Several important limitations exist when using the SEER database for analysis. The first limitation is the assumption that SEER coding is accurate, because it cannot be otherwise verified. In addition, SEER reporting does not specify whether RT was delivered to the primary site, the pelvis, metastatic sites, or a combination thereof. Given the ambiguity regarding RT site administration in the SEER records, an association between the use of RT and improved OS may reflect treatment not only to the primary tumor but also to metastatic lesions. However, because treatment modalities coded in the SEER database reflect the primary treatments given at the time of initial diagnosis, it may be reasonable to assume that a substantial portion of the coded RT and surgery treatments reflect management of the primary tumor, which is historically the focus of the first phase of treatment. Results obtained in this SEER analysis span many decades, during which there have been substantial improvements in surgical, medical, and RT techniques, such that patterns of care probably were strongly influenced by the era of treatment. An important future direction of studies similar to these will be to elucidate the role not only of treatment modality but also of the timing with which primary lesions versus metastatic lesions are treated.
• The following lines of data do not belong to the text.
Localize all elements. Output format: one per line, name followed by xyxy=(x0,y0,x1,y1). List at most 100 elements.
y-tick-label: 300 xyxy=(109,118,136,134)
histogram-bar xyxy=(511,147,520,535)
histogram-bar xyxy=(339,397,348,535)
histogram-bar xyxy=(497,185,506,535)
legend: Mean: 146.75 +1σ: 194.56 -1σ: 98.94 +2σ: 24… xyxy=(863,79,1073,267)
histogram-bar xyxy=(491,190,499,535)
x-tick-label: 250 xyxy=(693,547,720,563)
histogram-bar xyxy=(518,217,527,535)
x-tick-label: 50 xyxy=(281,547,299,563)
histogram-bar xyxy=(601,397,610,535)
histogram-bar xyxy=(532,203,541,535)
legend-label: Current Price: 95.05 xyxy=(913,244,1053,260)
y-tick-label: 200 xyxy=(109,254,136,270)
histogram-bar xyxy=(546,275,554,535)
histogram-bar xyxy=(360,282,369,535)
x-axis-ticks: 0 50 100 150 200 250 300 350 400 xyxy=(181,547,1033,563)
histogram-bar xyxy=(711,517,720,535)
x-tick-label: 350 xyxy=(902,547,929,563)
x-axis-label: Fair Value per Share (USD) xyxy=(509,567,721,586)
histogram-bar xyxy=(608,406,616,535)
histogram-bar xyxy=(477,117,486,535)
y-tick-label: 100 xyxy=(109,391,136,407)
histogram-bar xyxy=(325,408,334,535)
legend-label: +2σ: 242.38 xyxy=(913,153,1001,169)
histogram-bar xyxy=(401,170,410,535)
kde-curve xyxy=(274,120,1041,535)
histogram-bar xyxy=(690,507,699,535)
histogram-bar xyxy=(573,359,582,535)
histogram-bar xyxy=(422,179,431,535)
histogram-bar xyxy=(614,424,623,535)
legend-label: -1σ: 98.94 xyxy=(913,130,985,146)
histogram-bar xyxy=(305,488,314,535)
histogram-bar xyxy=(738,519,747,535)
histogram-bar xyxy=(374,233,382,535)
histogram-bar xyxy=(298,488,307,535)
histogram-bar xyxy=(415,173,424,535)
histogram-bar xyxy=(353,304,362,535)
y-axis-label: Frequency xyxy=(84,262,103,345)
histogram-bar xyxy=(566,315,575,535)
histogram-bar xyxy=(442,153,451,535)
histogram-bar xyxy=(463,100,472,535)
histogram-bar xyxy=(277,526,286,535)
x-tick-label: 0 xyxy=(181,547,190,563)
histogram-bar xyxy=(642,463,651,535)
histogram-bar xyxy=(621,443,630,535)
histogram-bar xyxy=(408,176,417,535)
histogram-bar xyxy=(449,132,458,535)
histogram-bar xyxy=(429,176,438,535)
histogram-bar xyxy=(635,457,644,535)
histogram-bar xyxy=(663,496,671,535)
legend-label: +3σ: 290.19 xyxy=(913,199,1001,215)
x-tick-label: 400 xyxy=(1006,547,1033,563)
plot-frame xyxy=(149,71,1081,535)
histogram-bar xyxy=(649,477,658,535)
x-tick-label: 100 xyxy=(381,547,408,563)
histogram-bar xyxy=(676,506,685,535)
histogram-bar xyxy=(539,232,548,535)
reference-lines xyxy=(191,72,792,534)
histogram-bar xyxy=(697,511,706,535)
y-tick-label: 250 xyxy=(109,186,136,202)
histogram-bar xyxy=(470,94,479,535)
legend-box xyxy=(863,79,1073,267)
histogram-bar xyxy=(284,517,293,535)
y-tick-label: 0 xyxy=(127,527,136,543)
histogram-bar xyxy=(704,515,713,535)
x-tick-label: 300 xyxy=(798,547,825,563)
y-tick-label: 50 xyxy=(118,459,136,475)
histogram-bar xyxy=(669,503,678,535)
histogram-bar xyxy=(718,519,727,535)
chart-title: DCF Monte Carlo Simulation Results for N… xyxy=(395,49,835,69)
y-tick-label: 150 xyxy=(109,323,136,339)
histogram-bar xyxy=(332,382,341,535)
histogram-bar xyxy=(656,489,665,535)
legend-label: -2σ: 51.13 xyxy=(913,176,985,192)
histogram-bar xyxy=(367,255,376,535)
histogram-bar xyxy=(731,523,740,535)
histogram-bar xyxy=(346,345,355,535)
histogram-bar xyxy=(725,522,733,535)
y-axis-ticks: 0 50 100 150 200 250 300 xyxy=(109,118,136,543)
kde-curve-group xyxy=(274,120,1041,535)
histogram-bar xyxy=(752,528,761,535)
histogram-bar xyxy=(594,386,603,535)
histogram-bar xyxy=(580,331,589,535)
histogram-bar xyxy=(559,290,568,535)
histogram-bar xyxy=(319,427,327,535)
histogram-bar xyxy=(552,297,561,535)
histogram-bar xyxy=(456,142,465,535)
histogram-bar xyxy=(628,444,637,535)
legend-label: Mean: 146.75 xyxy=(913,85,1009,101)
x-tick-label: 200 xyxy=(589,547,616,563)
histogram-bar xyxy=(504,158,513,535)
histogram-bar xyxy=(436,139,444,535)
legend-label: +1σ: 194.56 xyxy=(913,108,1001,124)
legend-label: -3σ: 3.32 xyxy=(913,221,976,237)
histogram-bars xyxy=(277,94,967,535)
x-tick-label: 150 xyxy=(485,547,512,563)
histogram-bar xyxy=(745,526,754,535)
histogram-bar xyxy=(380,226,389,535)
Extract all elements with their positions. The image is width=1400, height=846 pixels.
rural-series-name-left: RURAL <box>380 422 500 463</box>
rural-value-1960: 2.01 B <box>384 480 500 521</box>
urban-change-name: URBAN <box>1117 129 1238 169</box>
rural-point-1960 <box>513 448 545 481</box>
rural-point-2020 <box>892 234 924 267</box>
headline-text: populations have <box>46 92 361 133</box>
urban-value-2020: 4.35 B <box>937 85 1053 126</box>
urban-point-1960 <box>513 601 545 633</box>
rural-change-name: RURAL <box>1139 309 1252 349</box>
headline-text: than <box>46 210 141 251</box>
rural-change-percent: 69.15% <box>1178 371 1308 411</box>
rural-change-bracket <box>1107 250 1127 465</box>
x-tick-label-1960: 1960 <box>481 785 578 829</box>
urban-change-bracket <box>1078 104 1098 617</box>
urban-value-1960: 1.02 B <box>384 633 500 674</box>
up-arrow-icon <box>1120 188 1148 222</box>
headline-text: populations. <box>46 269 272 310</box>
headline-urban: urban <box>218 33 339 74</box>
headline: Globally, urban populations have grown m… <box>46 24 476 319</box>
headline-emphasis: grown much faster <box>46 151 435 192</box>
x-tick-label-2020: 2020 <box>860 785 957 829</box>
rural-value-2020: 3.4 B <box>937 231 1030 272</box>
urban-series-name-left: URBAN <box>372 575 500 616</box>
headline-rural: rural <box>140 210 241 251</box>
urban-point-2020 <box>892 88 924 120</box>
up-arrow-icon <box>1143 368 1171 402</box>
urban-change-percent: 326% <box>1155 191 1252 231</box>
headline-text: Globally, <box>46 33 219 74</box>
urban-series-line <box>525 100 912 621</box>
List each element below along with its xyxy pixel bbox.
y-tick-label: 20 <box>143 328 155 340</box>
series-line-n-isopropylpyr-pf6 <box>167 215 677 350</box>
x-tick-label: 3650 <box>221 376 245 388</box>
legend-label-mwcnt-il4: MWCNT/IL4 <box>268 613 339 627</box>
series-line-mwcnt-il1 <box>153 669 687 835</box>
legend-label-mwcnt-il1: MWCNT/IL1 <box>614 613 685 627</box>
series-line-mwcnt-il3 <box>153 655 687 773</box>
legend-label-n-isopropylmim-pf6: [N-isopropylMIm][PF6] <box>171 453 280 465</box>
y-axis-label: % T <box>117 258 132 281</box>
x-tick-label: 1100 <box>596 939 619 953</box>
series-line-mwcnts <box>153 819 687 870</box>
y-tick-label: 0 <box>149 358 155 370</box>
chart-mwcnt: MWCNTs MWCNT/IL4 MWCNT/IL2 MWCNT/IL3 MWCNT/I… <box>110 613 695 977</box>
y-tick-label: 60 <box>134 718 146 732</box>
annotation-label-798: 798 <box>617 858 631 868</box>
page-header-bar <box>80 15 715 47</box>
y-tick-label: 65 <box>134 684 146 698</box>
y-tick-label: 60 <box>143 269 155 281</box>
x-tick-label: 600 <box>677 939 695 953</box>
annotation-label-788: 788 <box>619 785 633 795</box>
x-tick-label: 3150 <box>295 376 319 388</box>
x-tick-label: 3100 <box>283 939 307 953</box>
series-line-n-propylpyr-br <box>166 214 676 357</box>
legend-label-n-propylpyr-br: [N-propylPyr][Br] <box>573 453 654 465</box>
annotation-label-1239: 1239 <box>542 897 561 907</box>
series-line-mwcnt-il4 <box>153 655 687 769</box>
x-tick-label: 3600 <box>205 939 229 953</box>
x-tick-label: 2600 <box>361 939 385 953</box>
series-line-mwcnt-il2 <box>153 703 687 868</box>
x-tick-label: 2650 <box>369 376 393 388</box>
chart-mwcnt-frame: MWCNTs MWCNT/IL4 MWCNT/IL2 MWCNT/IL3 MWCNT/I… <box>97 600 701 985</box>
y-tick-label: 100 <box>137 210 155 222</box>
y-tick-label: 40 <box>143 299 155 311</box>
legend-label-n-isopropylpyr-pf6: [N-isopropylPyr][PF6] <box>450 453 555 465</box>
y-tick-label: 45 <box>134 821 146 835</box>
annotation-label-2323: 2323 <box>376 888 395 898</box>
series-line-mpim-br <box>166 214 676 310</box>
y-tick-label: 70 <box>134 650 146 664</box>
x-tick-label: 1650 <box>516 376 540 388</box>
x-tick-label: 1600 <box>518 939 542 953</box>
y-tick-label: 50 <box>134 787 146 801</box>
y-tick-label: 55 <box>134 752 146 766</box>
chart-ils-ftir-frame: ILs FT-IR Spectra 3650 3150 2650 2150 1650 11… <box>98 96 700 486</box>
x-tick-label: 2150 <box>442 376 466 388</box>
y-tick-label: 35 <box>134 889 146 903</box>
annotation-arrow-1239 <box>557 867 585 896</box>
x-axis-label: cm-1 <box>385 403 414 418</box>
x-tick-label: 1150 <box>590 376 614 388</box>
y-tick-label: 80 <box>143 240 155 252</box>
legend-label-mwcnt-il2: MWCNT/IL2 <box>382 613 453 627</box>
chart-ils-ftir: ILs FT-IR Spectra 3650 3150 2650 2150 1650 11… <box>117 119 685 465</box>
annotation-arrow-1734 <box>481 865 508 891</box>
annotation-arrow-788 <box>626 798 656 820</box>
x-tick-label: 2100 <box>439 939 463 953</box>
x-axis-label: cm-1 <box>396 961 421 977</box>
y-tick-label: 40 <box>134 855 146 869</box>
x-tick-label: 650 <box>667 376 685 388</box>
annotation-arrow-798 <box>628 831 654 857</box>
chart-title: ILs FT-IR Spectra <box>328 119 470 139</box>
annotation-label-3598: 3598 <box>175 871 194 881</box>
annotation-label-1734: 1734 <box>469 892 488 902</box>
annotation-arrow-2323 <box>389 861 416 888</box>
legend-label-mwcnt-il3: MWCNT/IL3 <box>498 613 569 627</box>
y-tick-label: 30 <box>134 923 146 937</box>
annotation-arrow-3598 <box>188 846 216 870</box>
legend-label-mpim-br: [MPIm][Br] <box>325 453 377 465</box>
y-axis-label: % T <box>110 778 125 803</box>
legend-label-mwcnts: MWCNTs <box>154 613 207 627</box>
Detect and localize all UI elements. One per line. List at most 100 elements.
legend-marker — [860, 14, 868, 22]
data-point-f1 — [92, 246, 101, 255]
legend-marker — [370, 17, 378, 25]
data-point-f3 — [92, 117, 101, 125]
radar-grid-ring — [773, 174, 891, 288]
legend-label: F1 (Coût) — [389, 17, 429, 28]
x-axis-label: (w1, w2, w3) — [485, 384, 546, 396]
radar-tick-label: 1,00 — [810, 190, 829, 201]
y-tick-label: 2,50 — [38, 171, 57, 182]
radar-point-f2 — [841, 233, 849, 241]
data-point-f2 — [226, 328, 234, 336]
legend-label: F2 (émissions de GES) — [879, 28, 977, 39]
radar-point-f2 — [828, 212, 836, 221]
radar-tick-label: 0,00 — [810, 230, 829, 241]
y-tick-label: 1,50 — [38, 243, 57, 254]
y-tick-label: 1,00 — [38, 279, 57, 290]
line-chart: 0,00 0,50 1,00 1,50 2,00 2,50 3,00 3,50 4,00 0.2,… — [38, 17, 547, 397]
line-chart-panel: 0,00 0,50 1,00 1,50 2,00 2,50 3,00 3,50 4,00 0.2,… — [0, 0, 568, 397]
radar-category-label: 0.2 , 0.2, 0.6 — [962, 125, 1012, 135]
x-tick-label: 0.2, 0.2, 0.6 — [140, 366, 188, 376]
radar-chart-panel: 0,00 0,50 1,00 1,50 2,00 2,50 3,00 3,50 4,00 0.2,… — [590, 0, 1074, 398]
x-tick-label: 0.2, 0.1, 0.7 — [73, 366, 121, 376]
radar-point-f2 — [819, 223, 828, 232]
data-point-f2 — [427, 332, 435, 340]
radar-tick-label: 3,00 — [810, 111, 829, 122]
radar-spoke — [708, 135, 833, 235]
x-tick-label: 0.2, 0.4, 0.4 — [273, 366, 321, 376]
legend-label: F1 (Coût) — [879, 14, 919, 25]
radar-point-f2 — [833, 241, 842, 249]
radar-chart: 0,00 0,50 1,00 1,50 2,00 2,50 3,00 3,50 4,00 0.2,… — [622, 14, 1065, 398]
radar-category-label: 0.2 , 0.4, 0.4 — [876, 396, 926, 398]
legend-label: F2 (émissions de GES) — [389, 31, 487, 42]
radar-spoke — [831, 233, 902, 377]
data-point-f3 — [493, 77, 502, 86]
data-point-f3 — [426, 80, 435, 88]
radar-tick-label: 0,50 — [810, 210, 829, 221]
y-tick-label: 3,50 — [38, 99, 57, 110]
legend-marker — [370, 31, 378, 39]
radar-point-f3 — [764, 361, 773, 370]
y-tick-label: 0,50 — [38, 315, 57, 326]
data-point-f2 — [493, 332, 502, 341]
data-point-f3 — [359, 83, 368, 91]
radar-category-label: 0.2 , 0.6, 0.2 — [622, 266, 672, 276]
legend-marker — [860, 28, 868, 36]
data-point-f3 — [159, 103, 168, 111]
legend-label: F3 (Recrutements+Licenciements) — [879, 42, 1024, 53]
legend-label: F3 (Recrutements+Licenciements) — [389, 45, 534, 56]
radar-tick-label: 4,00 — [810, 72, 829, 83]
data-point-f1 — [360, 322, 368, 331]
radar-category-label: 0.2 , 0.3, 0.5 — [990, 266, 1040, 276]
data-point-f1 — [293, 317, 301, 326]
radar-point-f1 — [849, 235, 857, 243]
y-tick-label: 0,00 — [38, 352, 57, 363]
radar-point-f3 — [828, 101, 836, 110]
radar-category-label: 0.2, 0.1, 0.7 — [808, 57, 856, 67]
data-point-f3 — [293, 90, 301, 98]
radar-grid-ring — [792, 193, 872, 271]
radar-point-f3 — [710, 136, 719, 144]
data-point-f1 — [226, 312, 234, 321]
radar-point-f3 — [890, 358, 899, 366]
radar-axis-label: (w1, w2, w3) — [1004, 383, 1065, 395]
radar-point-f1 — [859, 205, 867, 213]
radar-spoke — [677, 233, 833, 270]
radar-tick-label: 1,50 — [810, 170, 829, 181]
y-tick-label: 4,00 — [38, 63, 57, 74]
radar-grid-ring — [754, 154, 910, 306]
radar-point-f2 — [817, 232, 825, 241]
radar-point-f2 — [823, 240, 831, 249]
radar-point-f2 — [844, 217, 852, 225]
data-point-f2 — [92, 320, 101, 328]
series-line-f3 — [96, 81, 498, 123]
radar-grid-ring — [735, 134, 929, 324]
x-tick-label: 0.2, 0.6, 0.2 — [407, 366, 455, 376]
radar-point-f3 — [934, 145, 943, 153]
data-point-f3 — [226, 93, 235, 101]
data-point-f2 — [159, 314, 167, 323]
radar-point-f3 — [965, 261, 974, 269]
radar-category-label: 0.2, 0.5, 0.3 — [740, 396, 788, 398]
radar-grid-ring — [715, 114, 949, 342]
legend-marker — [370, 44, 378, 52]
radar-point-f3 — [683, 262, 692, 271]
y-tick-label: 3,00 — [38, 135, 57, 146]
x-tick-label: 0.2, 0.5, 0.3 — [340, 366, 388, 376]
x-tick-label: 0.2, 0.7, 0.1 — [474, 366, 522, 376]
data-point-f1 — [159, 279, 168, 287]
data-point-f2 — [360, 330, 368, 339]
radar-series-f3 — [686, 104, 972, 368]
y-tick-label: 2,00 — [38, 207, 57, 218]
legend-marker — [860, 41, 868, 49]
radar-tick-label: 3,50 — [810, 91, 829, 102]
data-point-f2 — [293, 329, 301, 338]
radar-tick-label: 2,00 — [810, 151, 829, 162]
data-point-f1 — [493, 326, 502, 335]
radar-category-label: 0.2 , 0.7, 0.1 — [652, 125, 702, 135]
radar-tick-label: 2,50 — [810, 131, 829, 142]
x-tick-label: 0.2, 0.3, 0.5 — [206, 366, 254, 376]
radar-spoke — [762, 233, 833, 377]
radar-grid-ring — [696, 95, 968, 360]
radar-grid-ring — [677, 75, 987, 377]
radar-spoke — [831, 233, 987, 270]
Treatment recommendations for patients with mRC and mRS potentially may include surgery, RT, and/or chemotherapy. The variable nature of the rectal cancer disease burden makes it difficult to draw conclusions about patterns of care for mRC in the United States. From our analysis of SEER records, it appears that the inclusion of RT versus surgery alone is more common in patients with rectal primary tumors (vs rectosigmoid primary tumors), no lymph node involvement, or lower T-classification disease. Furthermore, treatment regimens that include both RT and surgery demonstrate prolonged survival, particularly in patients with rectal disease.